A homeowner in Eagan is pushing to give homeowners more freedom from HOA’s when it comes to solar panels.
According to Solar United Neighbors, about a quarter of Minnesotan’s live in one of 7,700 hundred HOA’s across the state, and 27 other states have laws that more easily allow HOA homeowners to "go solar."
Rob Appelhof, President & CEO of Cedar Creek Energy, a solar installer based in Blaine, has experienced HOA customers say both ‘yes’ and ‘no’ to solar panels. He’s confident this bill will go through because of the bipartisan support from lawmakers including Rep. Wazlawik and co-sponsor Assistant Majority Leader Senator Karin Housley.

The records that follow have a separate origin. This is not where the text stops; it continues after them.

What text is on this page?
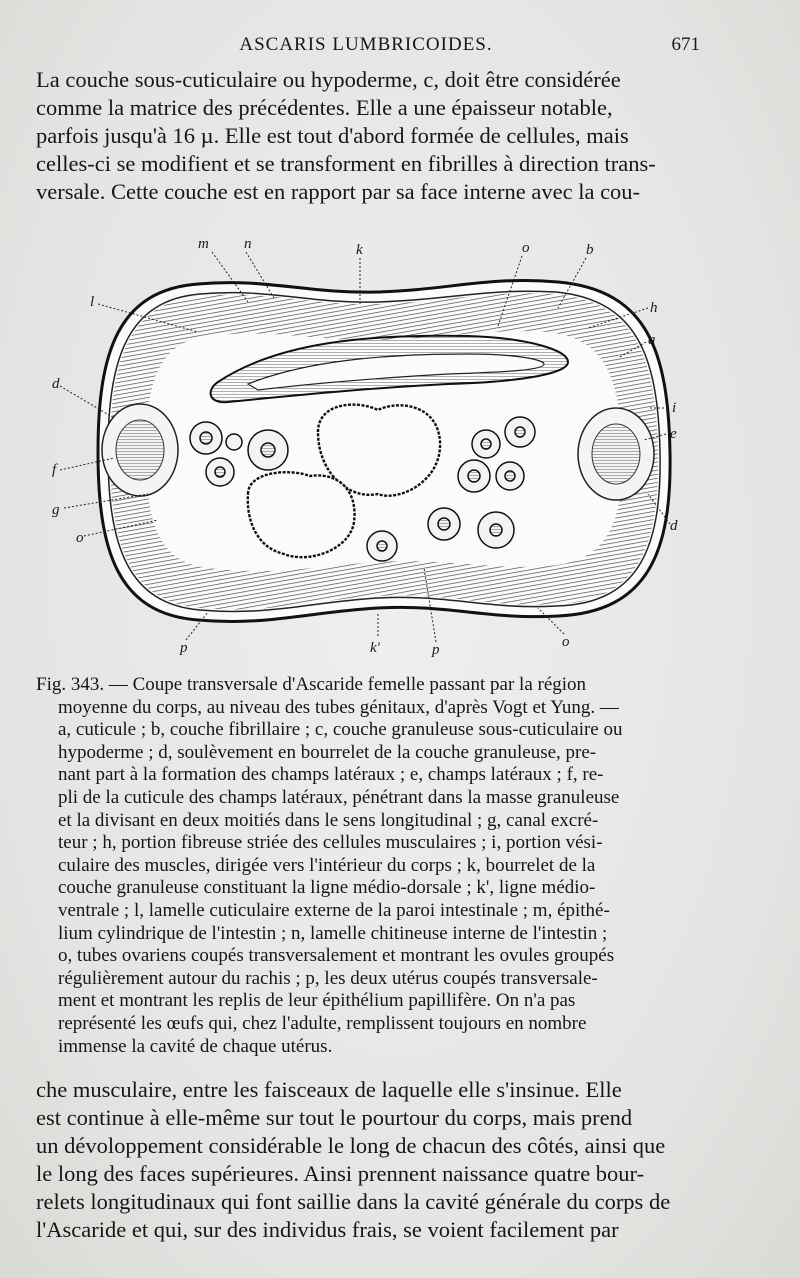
ASCARIS LUMBRICOIDES.	671

La couche sous-cuticulaire ou hypoderme, c, doit être considérée
comme la matrice des précédentes. Elle a une épaisseur notable,
parfois jusqu'à 16 µ. Elle est tout d'abord formée de cellules, mais
celles-ci se modifient et se transforment en fibrilles à direction trans-
versale. Cette couche est en rapport par sa face interne avec la cou-

m n	k	o	b
h
a
l
d
i
e
f
g
o
d
p	k'	p	o

Fig. 343. — Coupe transversale d'Ascaride femelle passant par la région
moyenne du corps, au niveau des tubes génitaux, d'après Vogt et Yung. —
a, cuticule ; b, couche fibrillaire ; c, couche granuleuse sous-cuticulaire ou
hypoderme ; d, soulèvement en bourrelet de la couche granuleuse, pre-
nant part à la formation des champs latéraux ; e, champs latéraux ; f, re-
pli de la cuticule des champs latéraux, pénétrant dans la masse granuleuse
et la divisant en deux moitiés dans le sens longitudinal ; g, canal excré-
teur ; h, portion fibreuse striée des cellules musculaires ; i, portion vési-
culaire des muscles, dirigée vers l'intérieur du corps ; k, bourrelet de la
couche granuleuse constituant la ligne médio-dorsale ; k', ligne médio-
ventrale ; l, lamelle cuticulaire externe de la paroi intestinale ; m, épithé-
lium cylindrique de l'intestin ; n, lamelle chitineuse interne de l'intestin ;
o, tubes ovariens coupés transversalement et montrant les ovules groupés
régulièrement autour du rachis ; p, les deux utérus coupés transversale-
ment et montrant les replis de leur épithélium papillifère. On n'a pas
représenté les œufs qui, chez l'adulte, remplissent toujours en nombre
immense la cavité de chaque utérus.

che musculaire, entre les faisceaux de laquelle elle s'insinue. Elle
est continue à elle-même sur tout le pourtour du corps, mais prend
un dévoloppement considérable le long de chacun des côtés, ainsi que
le long des faces supérieures. Ainsi prennent naissance quatre bour-
relets longitudinaux qui font saillie dans la cavité générale du corps de
l'Ascaride et qui, sur des individus frais, se voient facilement par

"That’s one thing we see with people who want to do solar, it’s not only one people from a certain political party… it’s everybody" said Appelhof.
The homeowners' association manager says in Simmet’s situation the reason her request was denied so quickly is there's language in the HOA about maintaining uniformity, and solar panels at one house would not comply with the regulation. The HOA manager goes on to say if state law changes that would change things.
"I would like to do my part and push Minnesota forward to be a little more progressive in this area," Simmet says. "I think we need that."